Baku bunuh, kekerasan masih dianggap lebih penting untuk diberitakan daripada kondisi para pengungsi atau korban. Mungkin karena adegan-adegan kekerasan akan dengan cepat memuaskan rasa keingintahuan sebagian dari publik atas perkembangan di Aceh. Mungkin karena adegan-adegan tersebut lebih merangsang penonton untuk menatap layar televisi, sebagaimana aneka rupa kekerasan yang muncul dalam berita-berita kriminal “Buser”, “Patroli”dan lain-lain.
Pada titik ini, dapat dilihat bahwa media televisi belum memberikan kontribusi memadahi terhadap upaya untuk mempertanyakan urgensi perang sebagai solusi bagi persoalan Aceh.
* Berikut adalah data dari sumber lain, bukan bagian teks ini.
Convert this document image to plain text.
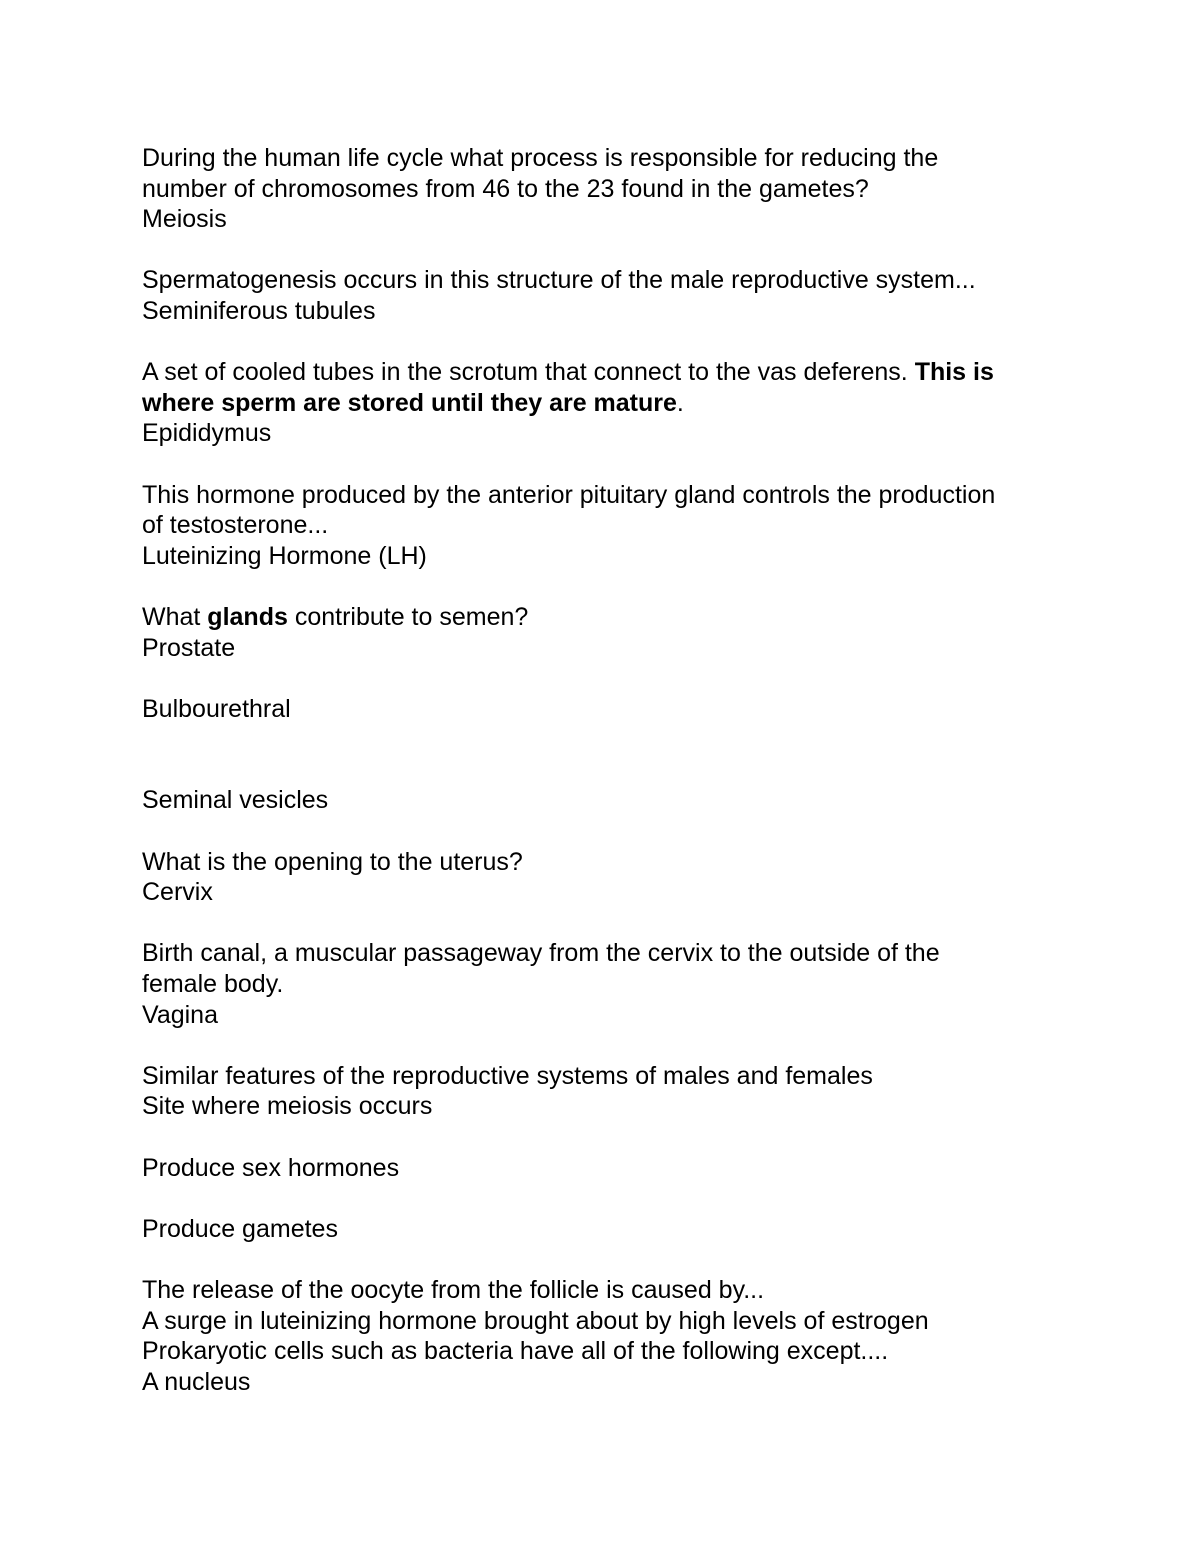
During the human life cycle what process is responsible for reducing the
number of chromosomes from 46 to the 23 found in the gametes?
Meiosis
Spermatogenesis occurs in this structure of the male reproductive system...
Seminiferous tubules
A set of cooled tubes in the scrotum that connect to the vas deferens. This is
where sperm are stored until they are mature.
Epididymus
This hormone produced by the anterior pituitary gland controls the production
of testosterone...
Luteinizing Hormone (LH)
What glands contribute to semen?
Prostate
Bulbourethral
Seminal vesicles
What is the opening to the uterus?
Cervix
Birth canal, a muscular passageway from the cervix to the outside of the
female body.
Vagina
Similar features of the reproductive systems of males and females
Site where meiosis occurs
Produce sex hormones
Produce gametes
The release of the oocyte from the follicle is caused by...
A surge in luteinizing hormone brought about by high levels of estrogen
Prokaryotic cells such as bacteria have all of the following except....
A nucleus
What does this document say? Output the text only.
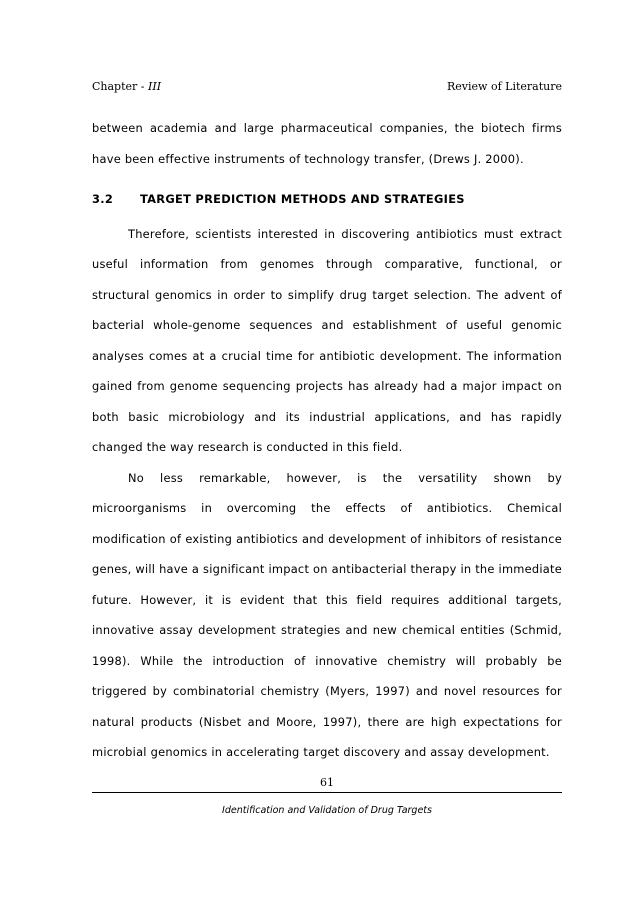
Chapter - III	Review of Literature

between academia and large pharmaceutical companies, the biotech firms have been effective instruments of technology transfer, (Drews J. 2000).

3.2	TARGET PREDICTION METHODS AND STRATEGIES

Therefore, scientists interested in discovering antibiotics must extract useful information from genomes through comparative, functional, or structural genomics in order to simplify drug target selection. The advent of bacterial whole-genome sequences and establishment of useful genomic analyses comes at a crucial time for antibiotic development. The information gained from genome sequencing projects has already had a major impact on both basic microbiology and its industrial applications, and has rapidly changed the way research is conducted in this field.

No less remarkable, however, is the versatility shown by microorganisms in overcoming the effects of antibiotics. Chemical modification of existing antibiotics and development of inhibitors of resistance genes, will have a significant impact on antibacterial therapy in the immediate future. However, it is evident that this field requires additional targets, innovative assay development strategies and new chemical entities (Schmid, 1998). While the introduction of innovative chemistry will probably be triggered by combinatorial chemistry (Myers, 1997) and novel resources for natural products (Nisbet and Moore, 1997), there are high expectations for microbial genomics in accelerating target discovery and assay development.

61
Identification and Validation of Drug Targets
Media sesungguhnya dapat memberikan kontribusi signifikans terhadap upaya ini jika mereka memberikan fokus yang lebih besar terhadap sisi-sisi perikemanusiaan dari konflik Aceh. Media televisi belum menggunakan potensinya yang paling besar, yakni menggalang opini publik untuk mempertanyakan kebijakan-kebijakan politik pemerintah, yang katakanlah kontraproduktif dari sisi penegakan HAM di Indonesia.
Kualitas Pemberitaan
Belakangan, sebenarnya muncul harapan agar media dapat meningkatkan kualitas pemberitaannya terhadap kasus Aceh. Muncul kritik dari berbagai pihak atas kinerja pers dalam meliput Aceh. Ada yang mempersoalkan embeddeed journalism yang banyak digunakan media, ada yang mempertanyakan nasionalisme sempit media. Muncul pertanyaan-pertanyaan seputar profesionalisme dan parsialitas media dalam meliput konflik Aceh. Ketika perdebatan tentang masalah ini menyedot perhatian banyak pihak, sebenarnya telah ditemukan titik-pijak untuk memperbaiki kinerja media dalam meliput Aceh. Kritik-kritik yang muncul, bagaimanapun akan menjadi referensi bagi proses peliputan selanjutnya.
Namun ketika harapan itu muncul, kita dihadapkan pada surutnya perhatian media terhadap Aceh. Bahkan ketika perang itu sendiri masih terus berkecamuk, dan intensitas konflik belum menunjukkan tanda-tanda mereda. Harapan akan perbaikan kualitas liputan itu semakin sulit karena disisi lain muncul problem pada level newsgathering. Media televisi masih membiarkan dirinya sangat tergantung pada sumber-sumber resmi pemerintah. Sebanyak 60,8 % sumber yang dikutip televisi pada periode yang diamati, tup, adalah sumber resmi pemerintah : TNI, Kepolisian, Pemerintah dan DPR. Bandingkan dengan sumber GAM yang hanya 4,1 %, atau sumber tokoh dan warga masyarakat Aceh sebesar 11, 6%. Media masih terus menyuarakan realitas psikologis kaum elit kekuasaan, terutama TNI. Dengan demikian, media sesungguh tetap menghadapi kesulitan untuk melepaskan diri dari kerangka pemberitaan pemerintah. Kerugian terbesar, tentu saja karena media tetap gagal dalam menghadirkan diskusi yang dialogis dan seimbang soal konflik Aceh. Apalagi media di sisi lain juga tidak terjadi perubahan pada lemahnya media televisi dalam memenuhi prinsip-prinsip cover botshide. Sebanyak 51,9% dari 268 total berita yang dianalisis, tidak memenuhi prinsip cover both side. Untuk sesuatu yang paling esensial dalam jurnalisme, dan sesungguhnya tidak terlalu sulit untuk dilakukan pun, media televisi tetap lalai.

1 comment:

Rahadian P. Paramita said...

Yang menarik, saya pernah diskusi dengan pengelola program salah satu TV swasta. Buat mereka, strategi yang dikembangkan adalah kuantitas tayangan. Kalau satu berita diberitakan media lain cuma 20 menit, mereka berani lipatgandakan durasi pemberitannya sehingga sekilas ini bagian dari agenda setting. Padahal tujuan utamanya adalah menarik penonton, soal kualitas pemberitaan... yaah begitulah... :D Salam!